If you’ve never had the need to get rid of a junk car, count yourself lucky. Dumping a clunker can be a real hassle. The trick is to minimize your financial loss without spending a huge amount of time, effort and expense. I’ve had to unload more than a few junkers over the years and it’s never been fun.

For most consumers, junking a car is a losing proposition. But for entrepreneurs, there’s plenty of money to be made. Think about all of the print, TV, and radio advertisements you’ve endured for WeBuyAnyCar, for example. Their pervasive jingle is a highly-effective earworm. If they weren’t making a pile of money off the transactions, they wouldn’t be able to drop so much on advertising. For WeBuyAnyCar and similar firms, junk cars can be gold.

Part 1: Options for Dumping Your Clunker

  • Craigslist – Listing a car on Craigslist is simple. Dealing with the knuckleheads that respond to your listing can be frustrating. The idiot to good person ratio is ridiculously high.

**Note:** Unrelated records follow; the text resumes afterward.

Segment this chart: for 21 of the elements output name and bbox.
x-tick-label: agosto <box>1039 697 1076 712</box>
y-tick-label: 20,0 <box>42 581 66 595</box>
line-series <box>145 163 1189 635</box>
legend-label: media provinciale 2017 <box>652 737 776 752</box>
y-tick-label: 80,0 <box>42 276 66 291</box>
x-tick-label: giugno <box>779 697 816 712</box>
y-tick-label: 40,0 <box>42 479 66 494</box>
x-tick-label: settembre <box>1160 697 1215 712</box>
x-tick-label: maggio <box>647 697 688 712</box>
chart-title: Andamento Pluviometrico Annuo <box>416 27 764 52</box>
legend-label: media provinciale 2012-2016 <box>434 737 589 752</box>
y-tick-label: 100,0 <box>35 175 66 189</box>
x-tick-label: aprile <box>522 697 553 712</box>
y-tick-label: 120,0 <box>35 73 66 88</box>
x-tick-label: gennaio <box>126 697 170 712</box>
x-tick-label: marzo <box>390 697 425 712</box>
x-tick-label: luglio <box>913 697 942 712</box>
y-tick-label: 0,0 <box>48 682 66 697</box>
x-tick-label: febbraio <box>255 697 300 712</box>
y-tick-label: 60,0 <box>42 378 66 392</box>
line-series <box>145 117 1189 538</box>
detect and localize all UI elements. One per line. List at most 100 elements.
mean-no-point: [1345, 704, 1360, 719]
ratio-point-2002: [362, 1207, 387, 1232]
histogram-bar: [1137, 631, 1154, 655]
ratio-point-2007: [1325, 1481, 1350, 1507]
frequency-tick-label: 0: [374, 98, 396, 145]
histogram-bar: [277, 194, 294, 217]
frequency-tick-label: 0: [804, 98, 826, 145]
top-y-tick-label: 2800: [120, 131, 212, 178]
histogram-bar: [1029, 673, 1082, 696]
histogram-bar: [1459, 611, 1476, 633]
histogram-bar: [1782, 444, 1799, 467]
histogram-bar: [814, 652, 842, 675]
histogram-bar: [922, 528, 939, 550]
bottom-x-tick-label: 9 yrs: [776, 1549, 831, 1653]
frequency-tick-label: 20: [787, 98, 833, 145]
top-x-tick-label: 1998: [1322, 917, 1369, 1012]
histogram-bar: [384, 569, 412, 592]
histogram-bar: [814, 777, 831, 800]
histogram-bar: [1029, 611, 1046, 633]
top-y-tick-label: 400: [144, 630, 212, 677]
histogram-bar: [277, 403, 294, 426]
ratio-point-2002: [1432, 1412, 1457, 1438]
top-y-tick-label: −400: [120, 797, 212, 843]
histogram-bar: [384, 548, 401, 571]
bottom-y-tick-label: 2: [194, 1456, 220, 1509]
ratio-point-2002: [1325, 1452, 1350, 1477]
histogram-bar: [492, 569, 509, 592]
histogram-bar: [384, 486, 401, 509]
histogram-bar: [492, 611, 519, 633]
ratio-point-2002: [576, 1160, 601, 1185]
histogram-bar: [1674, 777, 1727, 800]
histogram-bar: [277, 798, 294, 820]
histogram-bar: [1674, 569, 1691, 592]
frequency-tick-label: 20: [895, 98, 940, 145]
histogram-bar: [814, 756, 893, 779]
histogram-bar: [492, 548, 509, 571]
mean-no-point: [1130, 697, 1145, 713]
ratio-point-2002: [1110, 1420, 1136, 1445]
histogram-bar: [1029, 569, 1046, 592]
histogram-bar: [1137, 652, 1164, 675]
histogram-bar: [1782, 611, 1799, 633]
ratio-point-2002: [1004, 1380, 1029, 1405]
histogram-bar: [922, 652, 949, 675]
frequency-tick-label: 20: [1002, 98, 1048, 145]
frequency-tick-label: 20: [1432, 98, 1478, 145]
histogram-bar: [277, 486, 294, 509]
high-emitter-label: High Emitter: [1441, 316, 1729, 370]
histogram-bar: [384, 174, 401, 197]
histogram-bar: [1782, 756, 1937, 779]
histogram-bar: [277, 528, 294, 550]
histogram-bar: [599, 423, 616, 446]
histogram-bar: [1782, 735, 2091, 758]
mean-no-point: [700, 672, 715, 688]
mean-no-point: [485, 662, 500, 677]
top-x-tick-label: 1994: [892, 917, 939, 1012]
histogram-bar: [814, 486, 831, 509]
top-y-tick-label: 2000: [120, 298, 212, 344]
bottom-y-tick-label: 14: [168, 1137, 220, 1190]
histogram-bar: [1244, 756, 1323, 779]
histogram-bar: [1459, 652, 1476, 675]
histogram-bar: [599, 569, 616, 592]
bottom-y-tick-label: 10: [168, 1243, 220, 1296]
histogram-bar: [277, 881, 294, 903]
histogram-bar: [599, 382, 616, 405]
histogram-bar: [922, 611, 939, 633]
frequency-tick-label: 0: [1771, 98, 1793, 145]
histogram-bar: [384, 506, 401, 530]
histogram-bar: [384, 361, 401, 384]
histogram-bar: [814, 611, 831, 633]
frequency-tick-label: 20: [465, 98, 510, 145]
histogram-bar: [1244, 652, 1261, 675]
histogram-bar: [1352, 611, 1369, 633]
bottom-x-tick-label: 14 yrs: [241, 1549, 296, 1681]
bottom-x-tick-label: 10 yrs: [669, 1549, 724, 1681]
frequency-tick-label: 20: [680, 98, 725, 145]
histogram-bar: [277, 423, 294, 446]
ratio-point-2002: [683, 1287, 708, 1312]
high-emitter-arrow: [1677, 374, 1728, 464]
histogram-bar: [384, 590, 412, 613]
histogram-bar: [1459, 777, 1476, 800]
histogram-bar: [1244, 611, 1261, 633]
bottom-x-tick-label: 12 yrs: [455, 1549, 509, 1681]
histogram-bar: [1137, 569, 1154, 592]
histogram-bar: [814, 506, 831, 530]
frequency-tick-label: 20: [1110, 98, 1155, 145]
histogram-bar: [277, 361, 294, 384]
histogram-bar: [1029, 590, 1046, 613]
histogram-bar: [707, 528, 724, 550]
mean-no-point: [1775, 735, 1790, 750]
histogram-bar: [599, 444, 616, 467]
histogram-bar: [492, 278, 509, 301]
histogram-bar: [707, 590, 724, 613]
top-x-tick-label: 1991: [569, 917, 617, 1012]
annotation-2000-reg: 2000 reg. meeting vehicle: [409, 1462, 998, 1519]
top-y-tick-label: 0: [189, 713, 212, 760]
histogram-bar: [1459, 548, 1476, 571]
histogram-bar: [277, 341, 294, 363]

  • Street Sale – There’s no cost involved here. Just drive your clunker to a place where there’s a good amount of traffic and stuff a couple of signs in the window. If someone steals the car, you may lose a few bucks, but hey, at least you didn’t have to pay someone to haul it away.

  • Trade it in on a New Car (or another used car) – You will always take a financial beating when you trade in a beat up old car at the dealer. But it’s one of the easiest options of all. The dealer can profit handsomely on the transaction.

  • WeBuyAnyCar, etc – There’s a slew of services that will give you a price and come to your place to pick your car up with flatbed and hand over a check. It can be convenient, but they need to make a (healthy) profit, so expect to get less.

  • Your Local Garage – Do you know a friendly mechanic? Someone that might be willing to make a few fixes to old paint in order to make it more marketable and throw it out on the lot? The Buddy System is a great thing.

  • Scrap It – Taking a car to the scrapyard can work out well in some cases, but you’d do best to consult with someone that’s been through the process. Which brings us to …

  • Part It Out – Most cars are worth more when disassembled and sold as individual parts. Take a look on eBay to see which parts are most in demand for your vehicle. Place a handful of ads to test the waters. Once you’ve cherry-picked the best parts, you can send the remaining carcass off to the junk yard.

Check the approximate value of your vehicle before you make any moves, starting with the Kelly Blue Book trade-in values. Make a list of things that you know need to be fixed. Don’t count on your potential buyers overlooking these faults. They will subtract the cost of repairs from their offer.

A vehicle that’s running is worth more than one that is not. At the bottom end, you’ll save a few bucks (on towing costs) by being able to drive the vehicle to the location where it leaves your hands. Avoid any extra costs and stay safe. Don’t drive a vehicle that is not road worthy.